The phrase polar night is often used to mean the middle of winter, including in the south of Finland. However, in reality the polar night refers to the time when the sun does not rise above the horizon at all. Thus, the true polar night can only be experienced north of the Arctic Circle.
The polar night begins in the northernmost parts of Finland and gradually moves south. In Utsjoki the polar night begins at the end of January and lasts 52 days. Further south in Lapland the polar night is shorter. In Sodankylä the polar night begins on 20 December and lasts four days.
Contrary to popular belief, it is not pitch black during the polar night. In the middle of the day there are a few hours of dim light, which, especially on clear days, is a glorious blue. The snow on the ground makes things lighter, and it is helped by the moon, the stars and, sometimes, the Northern Lights. In the light-pollution-free polar night of Lapland the moon is often so bright that you cast a sharp shadow as you walk in the moonlight.

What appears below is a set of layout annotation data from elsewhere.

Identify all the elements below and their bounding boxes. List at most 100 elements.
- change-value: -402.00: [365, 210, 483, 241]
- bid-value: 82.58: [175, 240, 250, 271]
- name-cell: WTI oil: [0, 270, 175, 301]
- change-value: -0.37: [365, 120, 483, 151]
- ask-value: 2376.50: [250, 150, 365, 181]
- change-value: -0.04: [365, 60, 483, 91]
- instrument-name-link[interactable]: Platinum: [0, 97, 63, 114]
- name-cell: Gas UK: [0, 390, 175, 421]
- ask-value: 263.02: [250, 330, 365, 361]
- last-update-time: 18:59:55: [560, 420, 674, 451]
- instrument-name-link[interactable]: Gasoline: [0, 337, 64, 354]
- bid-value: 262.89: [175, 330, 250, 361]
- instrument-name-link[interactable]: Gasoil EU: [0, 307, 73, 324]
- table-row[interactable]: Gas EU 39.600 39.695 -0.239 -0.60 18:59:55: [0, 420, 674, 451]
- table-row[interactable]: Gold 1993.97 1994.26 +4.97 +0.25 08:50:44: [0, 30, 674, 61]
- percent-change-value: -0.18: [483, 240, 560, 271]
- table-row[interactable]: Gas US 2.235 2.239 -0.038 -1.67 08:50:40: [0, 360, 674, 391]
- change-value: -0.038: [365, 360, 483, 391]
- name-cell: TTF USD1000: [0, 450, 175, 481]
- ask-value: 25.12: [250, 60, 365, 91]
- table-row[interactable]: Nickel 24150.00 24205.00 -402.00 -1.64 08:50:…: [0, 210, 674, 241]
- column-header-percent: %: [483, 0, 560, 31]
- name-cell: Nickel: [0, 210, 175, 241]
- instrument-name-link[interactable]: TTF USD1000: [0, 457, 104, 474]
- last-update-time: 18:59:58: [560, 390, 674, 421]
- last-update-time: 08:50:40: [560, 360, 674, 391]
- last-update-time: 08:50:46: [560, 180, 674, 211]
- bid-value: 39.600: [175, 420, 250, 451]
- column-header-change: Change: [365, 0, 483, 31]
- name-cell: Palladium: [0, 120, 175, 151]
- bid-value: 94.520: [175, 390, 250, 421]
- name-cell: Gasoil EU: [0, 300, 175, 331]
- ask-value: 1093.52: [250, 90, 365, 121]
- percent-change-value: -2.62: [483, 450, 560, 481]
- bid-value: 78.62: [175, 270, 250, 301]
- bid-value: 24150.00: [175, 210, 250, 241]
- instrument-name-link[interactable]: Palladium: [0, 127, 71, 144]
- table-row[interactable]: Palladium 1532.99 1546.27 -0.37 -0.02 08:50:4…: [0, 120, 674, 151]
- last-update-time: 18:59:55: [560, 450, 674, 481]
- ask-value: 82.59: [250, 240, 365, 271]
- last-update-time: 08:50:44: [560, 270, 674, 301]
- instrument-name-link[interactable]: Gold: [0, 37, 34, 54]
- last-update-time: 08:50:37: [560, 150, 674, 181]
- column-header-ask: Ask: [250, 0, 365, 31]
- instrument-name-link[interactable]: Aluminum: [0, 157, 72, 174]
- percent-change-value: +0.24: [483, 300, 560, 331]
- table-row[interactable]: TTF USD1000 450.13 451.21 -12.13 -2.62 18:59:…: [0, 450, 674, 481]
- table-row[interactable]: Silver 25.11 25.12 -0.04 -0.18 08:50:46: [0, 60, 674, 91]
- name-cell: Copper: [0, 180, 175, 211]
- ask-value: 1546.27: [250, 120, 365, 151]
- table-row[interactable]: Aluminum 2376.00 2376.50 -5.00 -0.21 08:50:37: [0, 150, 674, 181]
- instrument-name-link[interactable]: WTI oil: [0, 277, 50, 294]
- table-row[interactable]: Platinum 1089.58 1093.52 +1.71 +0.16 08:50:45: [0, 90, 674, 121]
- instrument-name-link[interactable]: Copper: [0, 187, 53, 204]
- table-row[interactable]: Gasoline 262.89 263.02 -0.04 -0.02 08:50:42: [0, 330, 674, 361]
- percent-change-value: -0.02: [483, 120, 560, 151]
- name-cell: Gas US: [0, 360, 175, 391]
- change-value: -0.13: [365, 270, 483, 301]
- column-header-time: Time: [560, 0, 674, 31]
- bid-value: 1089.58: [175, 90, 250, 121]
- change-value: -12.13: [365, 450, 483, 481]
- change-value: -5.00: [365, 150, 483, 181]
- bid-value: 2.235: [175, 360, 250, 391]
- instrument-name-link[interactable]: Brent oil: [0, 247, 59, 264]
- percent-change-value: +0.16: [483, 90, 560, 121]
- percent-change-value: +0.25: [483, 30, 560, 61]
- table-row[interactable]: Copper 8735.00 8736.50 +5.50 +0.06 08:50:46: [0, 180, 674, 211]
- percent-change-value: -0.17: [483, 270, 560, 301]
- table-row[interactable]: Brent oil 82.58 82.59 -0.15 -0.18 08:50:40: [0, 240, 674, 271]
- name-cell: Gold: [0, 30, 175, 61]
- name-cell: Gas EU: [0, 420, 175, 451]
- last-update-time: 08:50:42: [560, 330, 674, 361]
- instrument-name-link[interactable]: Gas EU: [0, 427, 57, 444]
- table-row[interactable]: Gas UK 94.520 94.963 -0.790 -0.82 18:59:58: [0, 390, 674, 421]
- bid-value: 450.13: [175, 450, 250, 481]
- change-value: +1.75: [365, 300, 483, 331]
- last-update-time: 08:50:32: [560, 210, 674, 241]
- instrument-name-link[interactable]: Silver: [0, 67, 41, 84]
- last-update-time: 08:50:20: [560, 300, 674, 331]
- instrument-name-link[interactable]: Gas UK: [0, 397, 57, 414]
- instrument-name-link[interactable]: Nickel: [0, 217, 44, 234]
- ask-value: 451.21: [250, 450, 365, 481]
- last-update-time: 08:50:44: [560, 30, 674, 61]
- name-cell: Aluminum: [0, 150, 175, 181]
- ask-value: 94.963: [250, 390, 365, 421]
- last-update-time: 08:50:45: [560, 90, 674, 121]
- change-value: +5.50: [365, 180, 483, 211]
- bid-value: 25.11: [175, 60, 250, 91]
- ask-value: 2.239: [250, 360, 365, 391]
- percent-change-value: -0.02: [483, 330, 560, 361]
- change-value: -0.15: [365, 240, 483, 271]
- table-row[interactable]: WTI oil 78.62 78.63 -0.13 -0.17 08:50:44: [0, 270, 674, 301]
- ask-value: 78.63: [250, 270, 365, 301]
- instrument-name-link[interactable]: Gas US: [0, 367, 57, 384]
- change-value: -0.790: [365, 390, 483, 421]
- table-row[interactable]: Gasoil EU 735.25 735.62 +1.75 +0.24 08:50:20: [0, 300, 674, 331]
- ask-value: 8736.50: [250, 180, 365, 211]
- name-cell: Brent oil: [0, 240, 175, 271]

The darkest and shortest day of the winter is the winter solstice, which occurs around 20 December. After this the days begin to lengthen again, and on Christmas Eve the polar night in Sodankylä ends. This does not mean that the sun begins to shine in earnest: it merely peeps over the horizon, generally remaining behind the woods and hills. Only when some time has passed after the end of the polar night can the bright sunlight reach the inhabitants of Sodankylä again.
Tip! If you want to see the sun as early as possible after the polar night, climb to the top of Luosto in the middle of the day to see it.